HBM (High Bandwidth Memory) Explained
The Fiji GPU's standout feature is its High Bandwidth Memory, or HBM. Over the past few months, AMD has publicly disclosed details regarding the revolutionary High Bandwidth Memory interface that's employed on the Fiji GPU, and potentially future APUs as well. Although we've covered this before, it's worth going over again here.
High Bandwidth Memory is designed to address a number of limitations of current GDDR5 memory implementations. With many of today’s graphics cards, a relatively large number of GDDR5 chips are necessary to offer sufficient capacity and bandwidth. The need to use a relatively large number of chips means a significant amount of PCB real estate is consumed by the memory and its associated voltage regulators. In addition, routing the traces required for a wide memory interface on a high-end graphics card significantly increases the complexity of the design. The power requirements for an off-chip interface are typically higher than an integrated solution as well.

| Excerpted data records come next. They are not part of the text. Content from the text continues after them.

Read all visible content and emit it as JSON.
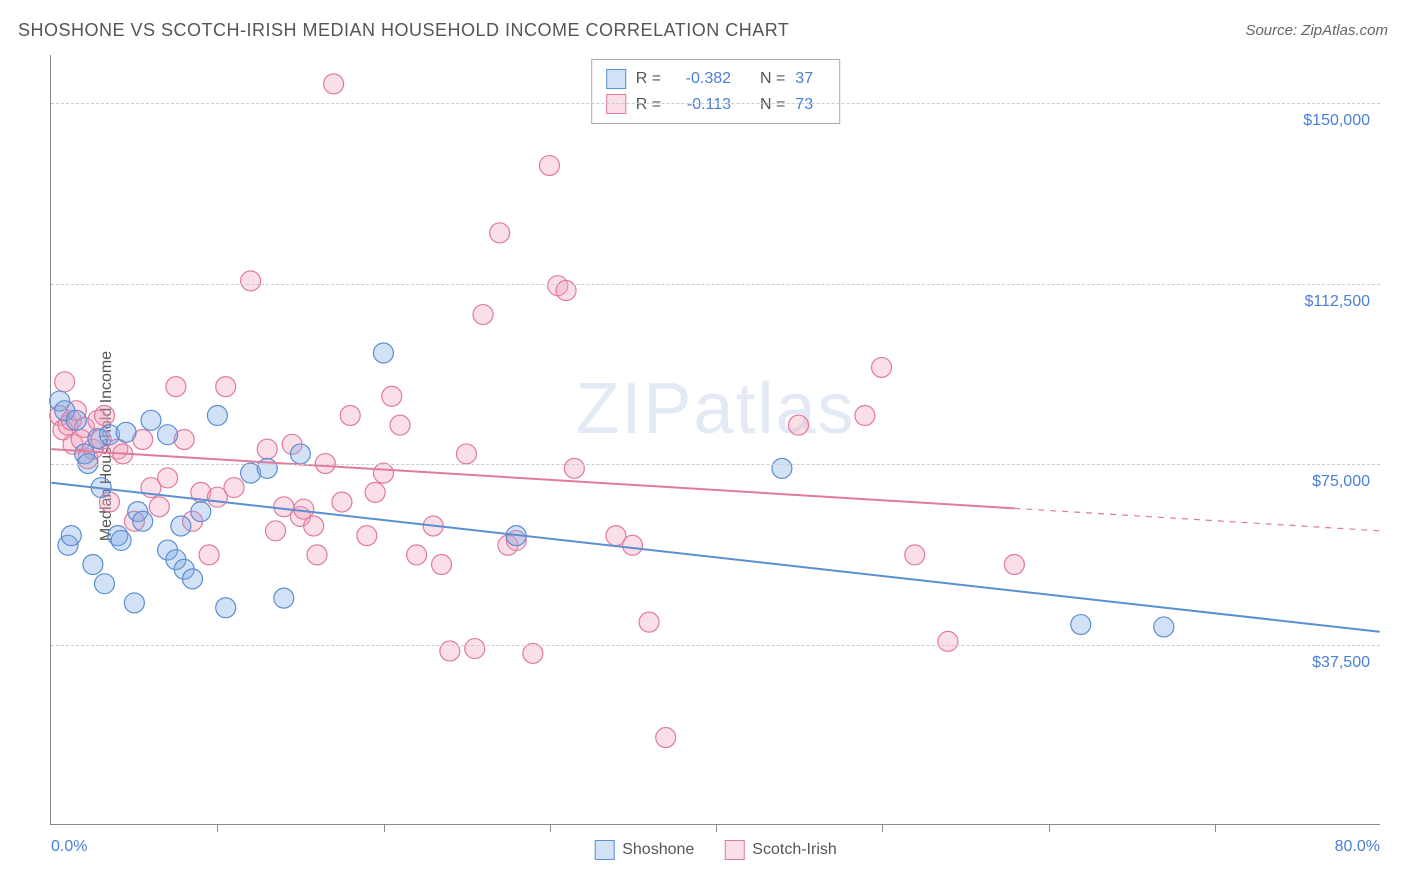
{
  "title": "SHOSHONE VS SCOTCH-IRISH MEDIAN HOUSEHOLD INCOME CORRELATION CHART",
  "source": "Source: ZipAtlas.com",
  "y_axis_label": "Median Household Income",
  "watermark": "ZIPatlas",
  "chart": {
    "type": "scatter",
    "xlim": [
      0,
      80
    ],
    "ylim": [
      0,
      160000
    ],
    "x_start_label": "0.0%",
    "x_end_label": "80.0%",
    "x_tick_step": 10,
    "y_ticks": [
      37500,
      75000,
      112500,
      150000
    ],
    "y_tick_labels": [
      "$37,500",
      "$75,000",
      "$112,500",
      "$150,000"
    ],
    "grid_color": "#cccccc",
    "background_color": "#ffffff",
    "axis_color": "#888888",
    "tick_label_color": "#4a7fd8",
    "marker_radius": 10,
    "marker_stroke_width": 1.2,
    "line_width": 2,
    "series": [
      {
        "name": "Shoshone",
        "fill": "rgba(130,170,230,0.35)",
        "stroke": "#5a8fd0",
        "R": "-0.382",
        "N": "37",
        "trend": {
          "y_at_x0": 71000,
          "y_at_x80": 40000,
          "solid_until_x": 80,
          "dashed": false
        },
        "points": [
          [
            0.5,
            88000
          ],
          [
            0.8,
            86000
          ],
          [
            1,
            58000
          ],
          [
            1.2,
            60000
          ],
          [
            1.5,
            84000
          ],
          [
            2,
            77000
          ],
          [
            2.2,
            75000
          ],
          [
            2.5,
            54000
          ],
          [
            2.8,
            80200
          ],
          [
            3,
            70000
          ],
          [
            3.2,
            50000
          ],
          [
            3.5,
            81000
          ],
          [
            4,
            60000
          ],
          [
            4.2,
            59000
          ],
          [
            4.5,
            81500
          ],
          [
            5,
            46000
          ],
          [
            5.2,
            65000
          ],
          [
            5.5,
            63000
          ],
          [
            6,
            84000
          ],
          [
            7,
            81000
          ],
          [
            7,
            57000
          ],
          [
            7.5,
            55000
          ],
          [
            7.8,
            62000
          ],
          [
            8,
            53000
          ],
          [
            8.5,
            51000
          ],
          [
            9,
            65000
          ],
          [
            10,
            85000
          ],
          [
            10.5,
            45000
          ],
          [
            12,
            73000
          ],
          [
            13,
            74000
          ],
          [
            14,
            47000
          ],
          [
            15,
            77000
          ],
          [
            20,
            98000
          ],
          [
            28,
            60000
          ],
          [
            44,
            74000
          ],
          [
            62,
            41500
          ],
          [
            67,
            41000
          ]
        ]
      },
      {
        "name": "Scotch-Irish",
        "fill": "rgba(240,160,190,0.35)",
        "stroke": "#e17a9c",
        "R": "-0.113",
        "N": "73",
        "trend": {
          "y_at_x0": 78000,
          "y_at_x80": 61000,
          "solid_until_x": 58,
          "dashed": true
        },
        "points": [
          [
            0.5,
            85000
          ],
          [
            0.7,
            82000
          ],
          [
            0.8,
            92000
          ],
          [
            1,
            83000
          ],
          [
            1.2,
            84000
          ],
          [
            1.3,
            79000
          ],
          [
            1.5,
            86000
          ],
          [
            1.8,
            80000
          ],
          [
            2,
            82500
          ],
          [
            2.2,
            76000
          ],
          [
            2.5,
            78000
          ],
          [
            2.8,
            84000
          ],
          [
            3,
            80000
          ],
          [
            3.2,
            85000
          ],
          [
            3.5,
            67000
          ],
          [
            4,
            78000
          ],
          [
            4.3,
            77000
          ],
          [
            5,
            63000
          ],
          [
            5.5,
            80000
          ],
          [
            6,
            70000
          ],
          [
            6.5,
            66000
          ],
          [
            7,
            72000
          ],
          [
            7.5,
            91000
          ],
          [
            8,
            80000
          ],
          [
            8.5,
            63000
          ],
          [
            9,
            69000
          ],
          [
            9.5,
            56000
          ],
          [
            10,
            68000
          ],
          [
            10.5,
            91000
          ],
          [
            11,
            70000
          ],
          [
            12,
            113000
          ],
          [
            13,
            78000
          ],
          [
            13.5,
            61000
          ],
          [
            14,
            66000
          ],
          [
            14.5,
            79000
          ],
          [
            15,
            64000
          ],
          [
            15.2,
            65500
          ],
          [
            15.8,
            62000
          ],
          [
            16,
            56000
          ],
          [
            16.5,
            75000
          ],
          [
            17,
            154000
          ],
          [
            17.5,
            67000
          ],
          [
            18,
            85000
          ],
          [
            19,
            60000
          ],
          [
            19.5,
            69000
          ],
          [
            20,
            73000
          ],
          [
            20.5,
            89000
          ],
          [
            21,
            83000
          ],
          [
            22,
            56000
          ],
          [
            23,
            62000
          ],
          [
            23.5,
            54000
          ],
          [
            24,
            36000
          ],
          [
            25,
            77000
          ],
          [
            25.5,
            36500
          ],
          [
            26,
            106000
          ],
          [
            27,
            123000
          ],
          [
            27.5,
            58000
          ],
          [
            28,
            59000
          ],
          [
            29,
            35500
          ],
          [
            30,
            137000
          ],
          [
            30.5,
            112000
          ],
          [
            31,
            111000
          ],
          [
            31.5,
            74000
          ],
          [
            34,
            60000
          ],
          [
            35,
            58000
          ],
          [
            36,
            42000
          ],
          [
            37,
            18000
          ],
          [
            45,
            83000
          ],
          [
            49,
            85000
          ],
          [
            50,
            95000
          ],
          [
            52,
            56000
          ],
          [
            54,
            38000
          ],
          [
            58,
            54000
          ]
        ]
      }
    ]
  },
  "legend": {
    "series_label_1": "Shoshone",
    "series_label_2": "Scotch-Irish",
    "R_label": "R =",
    "N_label": "N ="
  }
}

Historically, shrinking and integrating functions onto the same piece of silicon has been used to address some of these issues. However, on-chip integration is not ideal for DRAM because it is not size or cost effective when utilizing a logic-optimized manufacturing process, like those employed for a GPU, CPU or SoC manufacturing.

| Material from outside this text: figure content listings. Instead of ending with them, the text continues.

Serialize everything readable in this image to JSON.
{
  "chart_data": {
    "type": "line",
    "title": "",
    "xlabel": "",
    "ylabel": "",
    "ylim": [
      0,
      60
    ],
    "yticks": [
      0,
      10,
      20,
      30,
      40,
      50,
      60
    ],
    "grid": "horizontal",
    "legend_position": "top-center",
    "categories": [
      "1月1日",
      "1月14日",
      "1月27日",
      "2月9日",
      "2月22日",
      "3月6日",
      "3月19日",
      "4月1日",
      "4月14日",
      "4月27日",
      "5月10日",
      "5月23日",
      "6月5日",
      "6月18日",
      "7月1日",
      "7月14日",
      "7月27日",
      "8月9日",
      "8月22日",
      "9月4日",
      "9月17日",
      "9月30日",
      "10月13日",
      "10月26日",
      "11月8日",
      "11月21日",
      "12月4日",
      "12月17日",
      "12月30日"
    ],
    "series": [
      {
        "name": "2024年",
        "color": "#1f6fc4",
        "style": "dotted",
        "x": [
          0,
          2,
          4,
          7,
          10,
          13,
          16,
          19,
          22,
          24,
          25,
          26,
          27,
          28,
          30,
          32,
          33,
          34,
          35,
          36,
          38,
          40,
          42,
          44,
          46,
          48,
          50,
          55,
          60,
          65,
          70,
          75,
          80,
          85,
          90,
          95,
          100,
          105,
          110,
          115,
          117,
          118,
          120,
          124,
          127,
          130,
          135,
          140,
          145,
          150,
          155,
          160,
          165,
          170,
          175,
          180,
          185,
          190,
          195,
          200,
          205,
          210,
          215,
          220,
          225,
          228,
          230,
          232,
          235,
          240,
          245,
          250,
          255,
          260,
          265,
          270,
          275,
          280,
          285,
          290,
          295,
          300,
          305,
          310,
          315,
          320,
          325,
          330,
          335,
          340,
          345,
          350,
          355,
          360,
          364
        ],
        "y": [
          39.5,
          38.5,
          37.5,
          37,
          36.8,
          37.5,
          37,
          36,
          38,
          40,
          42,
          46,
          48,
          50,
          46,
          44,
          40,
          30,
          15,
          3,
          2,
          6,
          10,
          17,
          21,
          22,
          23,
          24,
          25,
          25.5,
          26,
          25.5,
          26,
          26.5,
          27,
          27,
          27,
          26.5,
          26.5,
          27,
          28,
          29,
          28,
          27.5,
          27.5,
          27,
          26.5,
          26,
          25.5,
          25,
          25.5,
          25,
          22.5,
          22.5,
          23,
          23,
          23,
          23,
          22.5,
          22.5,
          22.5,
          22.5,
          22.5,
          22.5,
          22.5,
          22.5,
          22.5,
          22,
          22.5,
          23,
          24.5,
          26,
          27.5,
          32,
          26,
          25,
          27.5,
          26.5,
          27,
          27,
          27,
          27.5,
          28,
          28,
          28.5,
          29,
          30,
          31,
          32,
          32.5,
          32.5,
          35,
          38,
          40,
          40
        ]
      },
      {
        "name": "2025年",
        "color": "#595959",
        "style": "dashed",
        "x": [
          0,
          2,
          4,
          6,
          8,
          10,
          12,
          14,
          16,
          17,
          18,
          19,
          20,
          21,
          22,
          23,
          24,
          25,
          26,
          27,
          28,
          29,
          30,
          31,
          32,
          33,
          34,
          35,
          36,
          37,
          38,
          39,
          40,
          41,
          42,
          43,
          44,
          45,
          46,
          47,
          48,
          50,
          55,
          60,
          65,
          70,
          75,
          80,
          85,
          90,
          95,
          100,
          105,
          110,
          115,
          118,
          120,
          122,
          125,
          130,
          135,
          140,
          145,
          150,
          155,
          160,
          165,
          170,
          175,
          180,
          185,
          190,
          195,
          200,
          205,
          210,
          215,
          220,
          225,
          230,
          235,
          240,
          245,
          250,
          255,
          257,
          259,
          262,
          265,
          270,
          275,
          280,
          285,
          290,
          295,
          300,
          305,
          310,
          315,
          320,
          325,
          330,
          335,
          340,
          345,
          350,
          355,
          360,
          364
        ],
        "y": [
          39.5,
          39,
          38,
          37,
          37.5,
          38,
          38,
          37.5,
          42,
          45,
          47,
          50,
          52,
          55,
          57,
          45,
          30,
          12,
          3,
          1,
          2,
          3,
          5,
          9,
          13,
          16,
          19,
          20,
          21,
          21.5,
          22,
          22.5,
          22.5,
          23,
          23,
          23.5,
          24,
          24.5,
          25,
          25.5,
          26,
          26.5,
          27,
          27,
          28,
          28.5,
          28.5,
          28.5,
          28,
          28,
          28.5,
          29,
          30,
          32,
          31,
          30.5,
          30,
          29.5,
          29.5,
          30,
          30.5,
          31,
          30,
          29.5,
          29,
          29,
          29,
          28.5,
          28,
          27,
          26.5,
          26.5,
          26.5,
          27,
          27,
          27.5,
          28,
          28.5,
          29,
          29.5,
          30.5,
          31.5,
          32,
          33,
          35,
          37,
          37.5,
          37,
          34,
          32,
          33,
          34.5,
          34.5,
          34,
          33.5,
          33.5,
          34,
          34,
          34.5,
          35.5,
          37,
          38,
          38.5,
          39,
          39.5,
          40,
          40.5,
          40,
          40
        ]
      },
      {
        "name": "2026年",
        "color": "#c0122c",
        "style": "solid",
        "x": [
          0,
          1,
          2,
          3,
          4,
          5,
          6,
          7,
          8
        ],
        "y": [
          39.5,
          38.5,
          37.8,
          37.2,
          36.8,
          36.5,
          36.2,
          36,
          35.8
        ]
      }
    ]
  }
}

In an effort to increase bandwidth, reduce real estate and power requirements, and bring the DRAM as close to possible to the logic die, (i.e. the GPU), AMD partnered up with a number of companies to help define a new specification and design new type of memory chip with low power consumption and an ultra-wide bus width. AMD worked with Hynix to originally develop the HBM standard and memory, which was eventually adopted by JEDEC (document number JESD235) in October 2013. AMD also worked to develop a key component of the technology, called the interposer, along with ASE, Amkor, and UMC. The interposer allows DRAM to be brought into close proximity with the GPU and simplifies communication and clocking, even at very wide bus widths.
HBM DRAM chips are stacked vertically, and “through-silicon vias” (TSVs) and “μbumps” are used to connect one DRAM chip to the next, and then to a logic die, and ultimately the interposer. TSVs and μbumps are also used to connect the SoC/GPU to the interposer and the entire assembly is connected onto the same package substrate. The end result is a single package on which the GPU/SoC and High Bandwidth Memory both reside.

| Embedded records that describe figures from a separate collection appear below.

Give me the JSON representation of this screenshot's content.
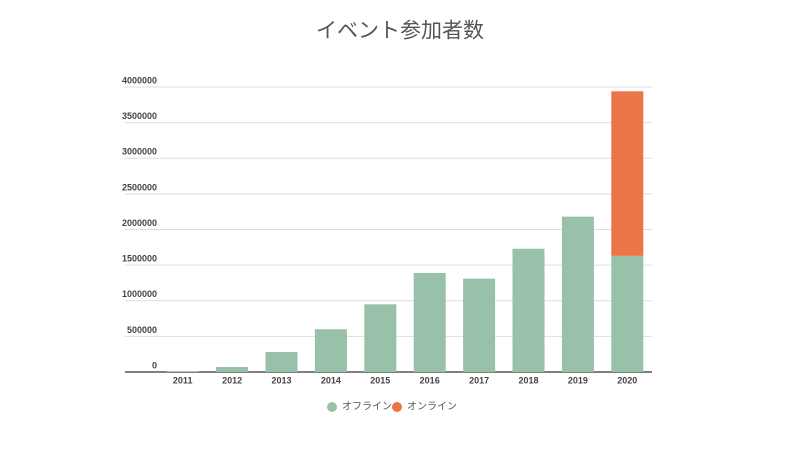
{
  "chart_data": {
    "type": "stacked-bar",
    "title": "イベント参加者数",
    "categories": [
      "2011",
      "2012",
      "2013",
      "2014",
      "2015",
      "2016",
      "2017",
      "2018",
      "2019",
      "2020"
    ],
    "series": [
      {
        "name": "オフライン",
        "color": "#97c1a9",
        "values": [
          10000,
          70000,
          280000,
          600000,
          950000,
          1390000,
          1310000,
          1730000,
          2180000,
          1630000
        ]
      },
      {
        "name": "オンライン",
        "color": "#ec7547",
        "values": [
          0,
          0,
          0,
          0,
          0,
          0,
          0,
          0,
          0,
          2310000
        ]
      }
    ],
    "ylim": [
      0,
      4000000
    ],
    "yticks": [
      0,
      500000,
      1000000,
      1500000,
      2000000,
      2500000,
      3000000,
      3500000,
      4000000
    ],
    "grid": true,
    "legend": "bottom"
  }
}
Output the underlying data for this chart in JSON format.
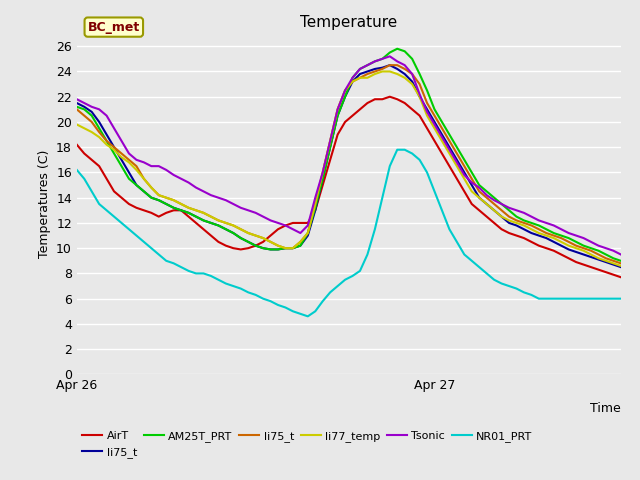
{
  "title": "Temperature",
  "ylabel": "Temperatures (C)",
  "xlabel": "Time",
  "annotation": "BC_met",
  "ylim": [
    0,
    27
  ],
  "yticks": [
    0,
    2,
    4,
    6,
    8,
    10,
    12,
    14,
    16,
    18,
    20,
    22,
    24,
    26
  ],
  "xtick_labels": [
    "Apr 26",
    "Apr 27"
  ],
  "xtick_positions": [
    0,
    48
  ],
  "n_points": 74,
  "plot_bg_color": "#e8e8e8",
  "grid_color": "#ffffff",
  "series": {
    "AirT": {
      "color": "#cc0000",
      "values": [
        18.2,
        17.5,
        17.0,
        16.5,
        15.5,
        14.5,
        14.0,
        13.5,
        13.2,
        13.0,
        12.8,
        12.5,
        12.8,
        13.0,
        13.0,
        12.5,
        12.0,
        11.5,
        11.0,
        10.5,
        10.2,
        10.0,
        9.9,
        10.0,
        10.2,
        10.5,
        11.0,
        11.5,
        11.8,
        12.0,
        12.0,
        12.0,
        13.0,
        15.0,
        17.0,
        19.0,
        20.0,
        20.5,
        21.0,
        21.5,
        21.8,
        21.8,
        22.0,
        21.8,
        21.5,
        21.0,
        20.5,
        19.5,
        18.5,
        17.5,
        16.5,
        15.5,
        14.5,
        13.5,
        13.0,
        12.5,
        12.0,
        11.5,
        11.2,
        11.0,
        10.8,
        10.5,
        10.2,
        10.0,
        9.8,
        9.5,
        9.2,
        8.9,
        8.7,
        8.5,
        8.3,
        8.1,
        7.9,
        7.7
      ]
    },
    "li75_t": {
      "color": "#000099",
      "values": [
        21.5,
        21.2,
        20.8,
        20.0,
        19.0,
        18.0,
        17.0,
        16.0,
        15.0,
        14.5,
        14.0,
        13.8,
        13.5,
        13.2,
        13.0,
        12.8,
        12.5,
        12.2,
        12.0,
        11.8,
        11.5,
        11.2,
        10.8,
        10.5,
        10.2,
        10.0,
        9.9,
        9.9,
        10.0,
        10.0,
        10.2,
        11.0,
        13.0,
        15.5,
        18.0,
        20.5,
        22.0,
        23.2,
        23.8,
        24.0,
        24.2,
        24.3,
        24.5,
        24.2,
        23.8,
        23.2,
        22.0,
        21.0,
        20.0,
        19.0,
        18.0,
        17.0,
        16.0,
        15.0,
        14.0,
        13.5,
        13.0,
        12.5,
        12.0,
        11.8,
        11.5,
        11.2,
        11.0,
        10.8,
        10.5,
        10.2,
        9.9,
        9.7,
        9.5,
        9.3,
        9.1,
        8.9,
        8.7,
        8.5
      ]
    },
    "AM25T_PRT": {
      "color": "#00cc00",
      "values": [
        21.2,
        21.0,
        20.5,
        19.5,
        18.5,
        17.5,
        16.5,
        15.5,
        15.0,
        14.5,
        14.0,
        13.8,
        13.5,
        13.2,
        13.0,
        12.8,
        12.5,
        12.2,
        12.0,
        11.8,
        11.5,
        11.2,
        10.8,
        10.5,
        10.2,
        10.0,
        9.9,
        9.9,
        10.0,
        10.0,
        10.2,
        11.2,
        13.2,
        15.5,
        18.0,
        20.5,
        22.0,
        23.5,
        24.2,
        24.5,
        24.8,
        25.0,
        25.5,
        25.8,
        25.6,
        25.0,
        23.8,
        22.5,
        21.0,
        20.0,
        19.0,
        18.0,
        17.0,
        16.0,
        15.0,
        14.5,
        14.0,
        13.5,
        13.0,
        12.5,
        12.2,
        12.0,
        11.8,
        11.5,
        11.2,
        11.0,
        10.8,
        10.5,
        10.2,
        10.0,
        9.8,
        9.5,
        9.2,
        9.0
      ]
    },
    "li75_t2": {
      "color": "#cc6600",
      "values": [
        21.0,
        20.5,
        20.0,
        19.2,
        18.5,
        18.0,
        17.5,
        17.0,
        16.5,
        15.5,
        14.8,
        14.2,
        14.0,
        13.8,
        13.5,
        13.2,
        13.0,
        12.8,
        12.5,
        12.2,
        12.0,
        11.8,
        11.5,
        11.2,
        11.0,
        10.8,
        10.5,
        10.2,
        10.0,
        10.0,
        10.5,
        11.2,
        13.5,
        16.0,
        18.5,
        21.0,
        22.5,
        23.2,
        23.5,
        23.8,
        24.0,
        24.2,
        24.5,
        24.5,
        24.2,
        23.8,
        23.0,
        21.5,
        20.5,
        19.5,
        18.5,
        17.5,
        16.5,
        15.5,
        14.5,
        14.0,
        13.5,
        13.0,
        12.5,
        12.2,
        12.0,
        11.8,
        11.5,
        11.2,
        11.0,
        10.8,
        10.5,
        10.2,
        10.0,
        9.8,
        9.5,
        9.2,
        9.0,
        8.8
      ]
    },
    "li77_temp": {
      "color": "#cccc00",
      "values": [
        19.8,
        19.5,
        19.2,
        18.8,
        18.2,
        17.8,
        17.2,
        16.8,
        16.2,
        15.5,
        14.8,
        14.2,
        14.0,
        13.8,
        13.5,
        13.2,
        13.0,
        12.8,
        12.5,
        12.2,
        12.0,
        11.8,
        11.5,
        11.2,
        11.0,
        10.8,
        10.5,
        10.2,
        10.0,
        10.0,
        10.5,
        11.2,
        13.5,
        16.0,
        18.5,
        21.0,
        22.5,
        23.2,
        23.5,
        23.5,
        23.8,
        24.0,
        24.0,
        23.8,
        23.5,
        23.0,
        22.0,
        20.5,
        19.5,
        18.5,
        17.5,
        16.5,
        15.5,
        14.5,
        14.0,
        13.5,
        13.0,
        12.5,
        12.2,
        12.0,
        11.8,
        11.5,
        11.2,
        11.0,
        10.8,
        10.5,
        10.2,
        10.0,
        9.8,
        9.5,
        9.2,
        9.0,
        8.8,
        8.6
      ]
    },
    "Tsonic": {
      "color": "#9900cc",
      "values": [
        21.8,
        21.5,
        21.2,
        21.0,
        20.5,
        19.5,
        18.5,
        17.5,
        17.0,
        16.8,
        16.5,
        16.5,
        16.2,
        15.8,
        15.5,
        15.2,
        14.8,
        14.5,
        14.2,
        14.0,
        13.8,
        13.5,
        13.2,
        13.0,
        12.8,
        12.5,
        12.2,
        12.0,
        11.8,
        11.5,
        11.2,
        11.8,
        14.0,
        16.0,
        18.5,
        21.0,
        22.5,
        23.5,
        24.2,
        24.5,
        24.8,
        25.0,
        25.2,
        24.8,
        24.5,
        23.8,
        22.2,
        20.8,
        19.8,
        18.8,
        17.8,
        16.8,
        15.8,
        15.2,
        14.8,
        14.2,
        13.8,
        13.5,
        13.2,
        13.0,
        12.8,
        12.5,
        12.2,
        12.0,
        11.8,
        11.5,
        11.2,
        11.0,
        10.8,
        10.5,
        10.2,
        10.0,
        9.8,
        9.5
      ]
    },
    "NR01_PRT": {
      "color": "#00cccc",
      "values": [
        16.2,
        15.5,
        14.5,
        13.5,
        13.0,
        12.5,
        12.0,
        11.5,
        11.0,
        10.5,
        10.0,
        9.5,
        9.0,
        8.8,
        8.5,
        8.2,
        8.0,
        8.0,
        7.8,
        7.5,
        7.2,
        7.0,
        6.8,
        6.5,
        6.3,
        6.0,
        5.8,
        5.5,
        5.3,
        5.0,
        4.8,
        4.6,
        5.0,
        5.8,
        6.5,
        7.0,
        7.5,
        7.8,
        8.2,
        9.5,
        11.5,
        14.0,
        16.5,
        17.8,
        17.8,
        17.5,
        17.0,
        16.0,
        14.5,
        13.0,
        11.5,
        10.5,
        9.5,
        9.0,
        8.5,
        8.0,
        7.5,
        7.2,
        7.0,
        6.8,
        6.5,
        6.3,
        6.0,
        6.0,
        6.0,
        6.0,
        6.0,
        6.0,
        6.0,
        6.0,
        6.0,
        6.0,
        6.0,
        6.0
      ]
    }
  },
  "legend_order": [
    "AirT",
    "li75_t",
    "AM25T_PRT",
    "li75_t2",
    "li77_temp",
    "Tsonic",
    "NR01_PRT"
  ],
  "legend_labels": [
    "AirT",
    "li75_t",
    "AM25T_PRT",
    "li75_t",
    "li77_temp",
    "Tsonic",
    "NR01_PRT"
  ]
}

Having everything on a single package has obvious real-estate benefits. 1GB of GDDR5 memory (comprised of four 256MB chips), requires roughly 672mm2. HBM is not only smaller than typical GDDR5 memory, but because it’s vertically stacked, that same 1GB requires only about 35mm2. According to AMD, 9900mm2 of PCB footprint are required for an AMD Radeon R9 290X GPU and its associated memory, whereas less than 4900mm2 is required for an upcoming HBM-based ASIC.
To summarize, High Bandwidth Memory will offer performance well beyond current GDDR5 (and DDR4), with increased power efficiency—roughly 3x the performance per watt of GDDR5, and in much smaller form factors. It's really HBM and its inherent ability to bring the memory onto the same package as the GPU that allowed AMD to make the Fury X so physically small. It's also what accounts for much of the power efficiency improvements we'll talk about a bit later.